Posted by Steve under Bibliographies, Lists & Checklists , Characters , Reviews[4] Comments
JANET NEEL – Death Among the Dons. Francesca & John MacLeish #4. St. Martin’s, US, hardcover, 1994. Pocket, US, paperback, 1995. First published in the UK by Constable, hardcover, 1993.
My only problem with Janet Neel is that she’s just written four books. She’s among my favorite British writers.
Francesca Wilson, now married to Superintendent John MacLeish, is having a rough time of it. Her 6-month old son won’t sleep, and neither can Francesca. She and motherhood aren’t sgreeing at all. During a more-or-less enforced visit to a health spa, she makes the acquaintance of a woman who is tapped to take over Gladstone University, an all-female College, after the former head is found dead of an overdose of Valium.
Francesca is asked to assume the part-time and temporary post of Bursar as the school, to straighten out its horrendously messed-up finances. She accepts and steps into a mare’s nest of political intrigue and academic in-fighting. Then two students are attacked, and a professor is almost killed.

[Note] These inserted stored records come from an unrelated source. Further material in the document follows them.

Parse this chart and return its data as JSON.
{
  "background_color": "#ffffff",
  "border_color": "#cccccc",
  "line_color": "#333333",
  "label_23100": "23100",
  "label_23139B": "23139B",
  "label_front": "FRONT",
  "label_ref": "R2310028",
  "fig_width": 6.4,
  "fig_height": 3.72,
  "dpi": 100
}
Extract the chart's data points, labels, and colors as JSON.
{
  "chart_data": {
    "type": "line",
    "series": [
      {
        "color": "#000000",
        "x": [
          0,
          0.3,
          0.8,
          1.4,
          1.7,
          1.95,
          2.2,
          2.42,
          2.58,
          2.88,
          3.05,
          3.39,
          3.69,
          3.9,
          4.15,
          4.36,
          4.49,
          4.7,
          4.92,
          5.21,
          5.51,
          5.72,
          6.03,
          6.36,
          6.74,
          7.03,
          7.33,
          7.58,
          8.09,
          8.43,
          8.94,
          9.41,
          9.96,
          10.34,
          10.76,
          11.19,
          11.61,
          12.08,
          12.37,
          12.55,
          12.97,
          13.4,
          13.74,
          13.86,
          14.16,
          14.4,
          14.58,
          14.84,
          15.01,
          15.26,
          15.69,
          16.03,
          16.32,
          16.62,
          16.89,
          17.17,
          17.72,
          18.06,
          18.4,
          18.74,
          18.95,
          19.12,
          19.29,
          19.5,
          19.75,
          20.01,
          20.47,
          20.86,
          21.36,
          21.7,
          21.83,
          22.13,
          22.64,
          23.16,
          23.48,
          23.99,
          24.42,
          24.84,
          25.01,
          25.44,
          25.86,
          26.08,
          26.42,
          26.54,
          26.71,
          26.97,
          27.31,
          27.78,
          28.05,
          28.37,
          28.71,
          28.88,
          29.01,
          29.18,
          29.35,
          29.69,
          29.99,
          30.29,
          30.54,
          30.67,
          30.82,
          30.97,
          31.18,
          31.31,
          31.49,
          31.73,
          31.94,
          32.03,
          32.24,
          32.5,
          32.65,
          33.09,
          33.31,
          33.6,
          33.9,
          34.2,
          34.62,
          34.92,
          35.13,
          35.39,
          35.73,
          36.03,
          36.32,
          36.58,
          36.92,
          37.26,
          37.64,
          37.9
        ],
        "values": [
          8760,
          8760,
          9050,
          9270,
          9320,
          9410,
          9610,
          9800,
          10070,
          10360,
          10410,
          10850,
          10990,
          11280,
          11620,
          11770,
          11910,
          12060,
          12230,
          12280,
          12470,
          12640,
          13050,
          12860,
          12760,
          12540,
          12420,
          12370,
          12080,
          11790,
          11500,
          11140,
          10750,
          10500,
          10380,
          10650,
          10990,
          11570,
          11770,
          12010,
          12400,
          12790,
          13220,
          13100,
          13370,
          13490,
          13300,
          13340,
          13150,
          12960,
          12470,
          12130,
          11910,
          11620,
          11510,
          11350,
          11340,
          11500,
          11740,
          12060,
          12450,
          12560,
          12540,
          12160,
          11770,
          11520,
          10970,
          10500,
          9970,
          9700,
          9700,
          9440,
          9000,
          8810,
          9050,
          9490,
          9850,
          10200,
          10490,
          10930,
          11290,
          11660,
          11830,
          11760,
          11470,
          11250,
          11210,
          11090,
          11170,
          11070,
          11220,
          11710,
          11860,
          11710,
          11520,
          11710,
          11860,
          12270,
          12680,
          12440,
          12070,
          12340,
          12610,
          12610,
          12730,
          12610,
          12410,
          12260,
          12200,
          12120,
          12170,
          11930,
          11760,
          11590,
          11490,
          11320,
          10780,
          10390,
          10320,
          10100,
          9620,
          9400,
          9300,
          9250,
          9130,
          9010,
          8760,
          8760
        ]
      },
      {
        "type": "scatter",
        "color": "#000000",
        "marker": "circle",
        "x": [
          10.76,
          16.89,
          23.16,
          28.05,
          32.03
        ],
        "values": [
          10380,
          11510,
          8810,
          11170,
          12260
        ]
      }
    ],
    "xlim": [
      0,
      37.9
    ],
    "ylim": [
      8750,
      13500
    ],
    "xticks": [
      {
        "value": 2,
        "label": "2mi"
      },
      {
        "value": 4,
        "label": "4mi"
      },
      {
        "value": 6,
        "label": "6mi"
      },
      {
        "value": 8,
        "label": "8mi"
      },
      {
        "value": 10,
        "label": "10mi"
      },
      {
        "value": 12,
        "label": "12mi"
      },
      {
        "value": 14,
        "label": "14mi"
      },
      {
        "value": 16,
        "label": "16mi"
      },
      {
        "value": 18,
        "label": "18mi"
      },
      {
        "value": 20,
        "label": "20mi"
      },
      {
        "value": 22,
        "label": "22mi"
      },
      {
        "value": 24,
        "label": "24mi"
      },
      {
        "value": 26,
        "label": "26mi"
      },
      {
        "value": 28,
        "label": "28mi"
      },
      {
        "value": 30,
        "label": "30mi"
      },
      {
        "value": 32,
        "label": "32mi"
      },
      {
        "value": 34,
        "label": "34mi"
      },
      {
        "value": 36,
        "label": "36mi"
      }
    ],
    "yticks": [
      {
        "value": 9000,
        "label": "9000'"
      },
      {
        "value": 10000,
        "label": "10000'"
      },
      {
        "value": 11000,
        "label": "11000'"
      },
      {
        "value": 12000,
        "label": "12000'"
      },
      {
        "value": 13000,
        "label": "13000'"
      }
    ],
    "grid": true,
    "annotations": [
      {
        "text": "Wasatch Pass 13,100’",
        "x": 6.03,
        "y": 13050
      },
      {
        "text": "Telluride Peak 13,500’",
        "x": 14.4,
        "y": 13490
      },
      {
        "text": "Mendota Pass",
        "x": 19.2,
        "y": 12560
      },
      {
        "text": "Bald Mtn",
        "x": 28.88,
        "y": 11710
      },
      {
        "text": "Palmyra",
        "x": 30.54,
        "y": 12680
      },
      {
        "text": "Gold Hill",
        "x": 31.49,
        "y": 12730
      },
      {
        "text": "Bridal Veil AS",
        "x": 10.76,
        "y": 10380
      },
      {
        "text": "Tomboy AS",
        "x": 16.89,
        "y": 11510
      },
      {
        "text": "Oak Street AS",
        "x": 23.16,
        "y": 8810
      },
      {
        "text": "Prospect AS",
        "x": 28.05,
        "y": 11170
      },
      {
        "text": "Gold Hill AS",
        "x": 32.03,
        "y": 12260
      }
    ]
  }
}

Neel’s major (though certainly not her only) strength lies in her characters. Though Francesca (MacLeish’s role is secondary) is kept at he center of the story, she is only one of the major characters. The story is told in the third person from several viewpoints, and the most prominent one is that of the newly-appointed head, an aging but still strong woman.
Numerous other characters play significant roles, and all are sharply and convincingly drawn. Francesca and John remain one of the most likale pairs in crime fiction, and their personal lives are mixed unobtrusively with a very good and well-told story.
This is an excellent book in all respects, by a writer who deserves to be recognized as one of the best if she already isn’t.
The Francesca Wilson & John MacLeish series —
1. Death’s Bright Angel (1988)
2. Death on Site (1989)
3. Death of a Partner (1991)
4. Death Among the Dons (1993)
5. A Timely Death (1996)
6. To Die For (1998)
7. O Gentle Death (2000)
September 1st, 2017 at 8:48 pm
This seems unusual to me in that it’s the wife of a Scotland Yard inspector who gets herself involved in solving a mystery. Barry’s review doesn’t make it clear, but I wonder if her husband is the one who comes in toward the end and is responsible for cracking the case.
Or am I making up a completely different story out of thin air?
September 2nd, 2017 at 12:11 am
He seems to hint that’s the case, but by no means clear. No mention if one or both do the detecting.
September 2nd, 2017 at 6:25 am
Both.
I liked the early books in this series a lot, but the last few petered out to a whimper, to the best of my recollection. A sudden not very believable infidelity was one of the things that was really a mistake. But the first few are definitely worth a look, if you’re in a British mood.
September 2nd, 2017 at 3:07 pm
Thanks, Jeff. That helps explain something that was puzzling me — the big gap between Barry’s praise for the stories and the fact that Janet Neel is all but forgotten today.